Dopo tanti scandali, il Libor va in pensione
Mario Lettieri* e Paolo Raimondi**
Dal primo gennaio 2022 il London Interbank Offered Rate (Libor), per anni alla base degli scambi di prestiti, è arrivato al capolinea. Lo stesso vale anche per l’Euribor e per altri tassi di riferimento (benchmark).
Essi verranno sostituiti da altri benchmark, che dovrebbero essere più affidabili, tra cui: il Sofr (Secured overnight financing rate), tasso di interesse che misura il costo della raccolta di denaro con scadenza a un giorno (overnight) nel mercato «pronti contro termine» dei titoli del Tesoro Usa; il Sonia (Sterling overnight index average), sviluppato dalla Bank of England; il Saron (Swiss average rate overnight), basato su effettivi scambi di mercato in franchi svizzeri.
Il nuovo sistema sarà fondato su un insieme di tassi overnight, ritenuti quasi privi di rischio (acronimo: rfr), perché basati su transazioni effettivamente avvenute su un mercato attivo e liquido il giorno precedente. I nuovi tassi si decideranno in conformità a contratti già chiusi e non su stime, su sondaggi tra le banche coinvolte. Di conseguenza, con il nuovo sistema l’ammontare degli interessi da pagare sarà determinato dalla media dei tassi overnight durante il periodo del contratto e non conosciuto in anticipo, come avveniva prima.
Com’è noto, il Libor è stato per 45 anni il principale benchmark di riferimento per le transazioni sul mercato interbancario internazionale. A esso erano collegati tutti i tassi applicati ai prodotti bancari, influenzando operazioni finanziarie per circa 800.000 miliardi di dollari.
Il Libor era un tasso variabile, calcolato giornalmente dalla British Bankers’ Association sulla media di otto valori forniti da sedici grandi banche. A sua volta, l’Euribor era fissato dalle banche, organizzate nella Federazione bancaria europea.

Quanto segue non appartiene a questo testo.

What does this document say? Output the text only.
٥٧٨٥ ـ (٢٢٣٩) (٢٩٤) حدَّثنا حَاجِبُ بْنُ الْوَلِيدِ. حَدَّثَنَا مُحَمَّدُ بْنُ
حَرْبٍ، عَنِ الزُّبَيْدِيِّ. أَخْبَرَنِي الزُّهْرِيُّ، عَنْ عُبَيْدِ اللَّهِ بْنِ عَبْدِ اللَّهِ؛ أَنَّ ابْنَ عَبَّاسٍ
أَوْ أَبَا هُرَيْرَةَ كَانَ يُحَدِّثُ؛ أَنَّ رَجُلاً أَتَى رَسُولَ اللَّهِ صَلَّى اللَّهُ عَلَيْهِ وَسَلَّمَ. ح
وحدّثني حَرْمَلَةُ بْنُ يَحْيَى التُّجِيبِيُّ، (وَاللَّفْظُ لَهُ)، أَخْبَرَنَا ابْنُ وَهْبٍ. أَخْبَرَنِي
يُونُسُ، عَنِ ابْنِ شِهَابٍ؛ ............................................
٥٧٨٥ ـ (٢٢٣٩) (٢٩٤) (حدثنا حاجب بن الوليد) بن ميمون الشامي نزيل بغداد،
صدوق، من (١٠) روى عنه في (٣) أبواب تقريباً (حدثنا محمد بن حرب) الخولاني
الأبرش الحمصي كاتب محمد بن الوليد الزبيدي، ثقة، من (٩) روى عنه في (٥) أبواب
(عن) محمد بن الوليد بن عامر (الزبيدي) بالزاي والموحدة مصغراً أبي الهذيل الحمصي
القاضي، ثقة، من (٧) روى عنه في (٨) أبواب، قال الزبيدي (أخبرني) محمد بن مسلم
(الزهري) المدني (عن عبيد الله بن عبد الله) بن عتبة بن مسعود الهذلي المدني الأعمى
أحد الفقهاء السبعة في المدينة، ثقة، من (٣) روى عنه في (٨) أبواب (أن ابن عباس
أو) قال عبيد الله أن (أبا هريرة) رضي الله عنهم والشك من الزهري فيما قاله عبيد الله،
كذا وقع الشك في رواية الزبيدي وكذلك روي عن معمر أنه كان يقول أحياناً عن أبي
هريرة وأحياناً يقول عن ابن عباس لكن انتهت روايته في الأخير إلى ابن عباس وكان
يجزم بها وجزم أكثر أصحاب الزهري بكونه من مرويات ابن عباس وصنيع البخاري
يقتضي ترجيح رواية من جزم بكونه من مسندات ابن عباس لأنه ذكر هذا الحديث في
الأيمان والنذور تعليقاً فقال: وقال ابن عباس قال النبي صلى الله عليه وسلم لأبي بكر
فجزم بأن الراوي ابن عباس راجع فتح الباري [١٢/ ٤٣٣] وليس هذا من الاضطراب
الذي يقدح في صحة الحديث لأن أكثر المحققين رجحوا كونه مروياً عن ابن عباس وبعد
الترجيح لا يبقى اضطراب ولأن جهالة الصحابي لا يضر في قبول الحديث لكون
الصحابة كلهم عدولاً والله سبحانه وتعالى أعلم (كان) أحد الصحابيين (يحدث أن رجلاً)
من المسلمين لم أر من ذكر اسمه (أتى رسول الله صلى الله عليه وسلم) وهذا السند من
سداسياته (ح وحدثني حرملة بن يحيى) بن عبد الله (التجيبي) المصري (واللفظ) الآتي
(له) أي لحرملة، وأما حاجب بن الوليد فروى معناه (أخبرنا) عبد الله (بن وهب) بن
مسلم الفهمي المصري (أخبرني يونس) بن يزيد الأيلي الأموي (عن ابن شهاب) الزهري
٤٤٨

Va rilevato che esso continuerà a operare fino alla metà del 2023 per circa 230.000 miliardi di dollari di contratti esistenti.
Il cambiamento è dovuto a ragioni di trasparenza, di correttezza e di migliore controllo, a seguito dei tanti scandali e delle manipolazioni fatte dal 1991. Le banche coinvolte avevano fatto “cartello” e, violando l’antitrust, operavano di comune accordo e fornivano valori giornalieri differenti da quelli veri.
Lo scandalo più grande esplose nell’estate del 2012, quando l’inglese Barclays ammise le sue colpe e concordò con le autorità britanniche e statunitensi il pagamento di una multa di 453 milioni di dollari. Molte altre anomalie vennero a galla e coinvolsero le principali banche mondiali. L’Ubs svizzera dovette pagare alle autorità di regolamentazione 1,5 miliardi, la Royal Bank of Scotland 612 milioni, la Deutsche Bank 2,5 miliardi.
Anche la Federal Deposit Insurance Corporation (Fdic), l’organismo federale USA per la garanzia dei depositi bancari, portò in tribunale ben sedici grandi banche internazionali per aver manipolato il Libor, causando ingenti perdite ad alcuni gruppi finanziari americani.
Le banche coinvolte, processate e sanzionate, comprendevano le americane Jp Morgan, Citigroup, Bank of America; le europee Ubs, Credit Suisse, Deutsche Bank, Société Générale, Hsbc, Barclays e Royal Bank of Scotland e le asiatiche Bank of Tokyo e Mitsubishi.
Simili scandali avvennero anche con l’Euribor. Si certificò che la Barclays manipolò il tasso d’interesse in collaborazione con altri quattro istituti bancari, quali la Deutsche Bank, il Crédit Agricole, la Société Générale e l’Hsbc. Tanto che nel 2013, gli organismi di controllo di Bruxelles multarono un altro gruppo di banche per un totale di 1,7 miliardi di euro.
Con il pagamento di una multa, le banche si garantivano che i procedimenti penali fossero chiusi. L’ammissione di colpa e le sanzioni irrogate alle banche diventavano delle “scene teatrali” per l’opinione pubblica. Negli Usa, per esempio, dal punto di vista penale non si applicava il corpus legislativo RICO (Racketeer Influenced and Corrupt Organizations Act), che sancisce che, quando più persone concorrono in un atto criminale, scatta l’accusa di “conspiracy”.
L riforma ci sembra valida e più trasparente. E’ il caso, però, di ricordare che spesso “fatta la legge trovato l’inganno”. Speriamo che non sia così.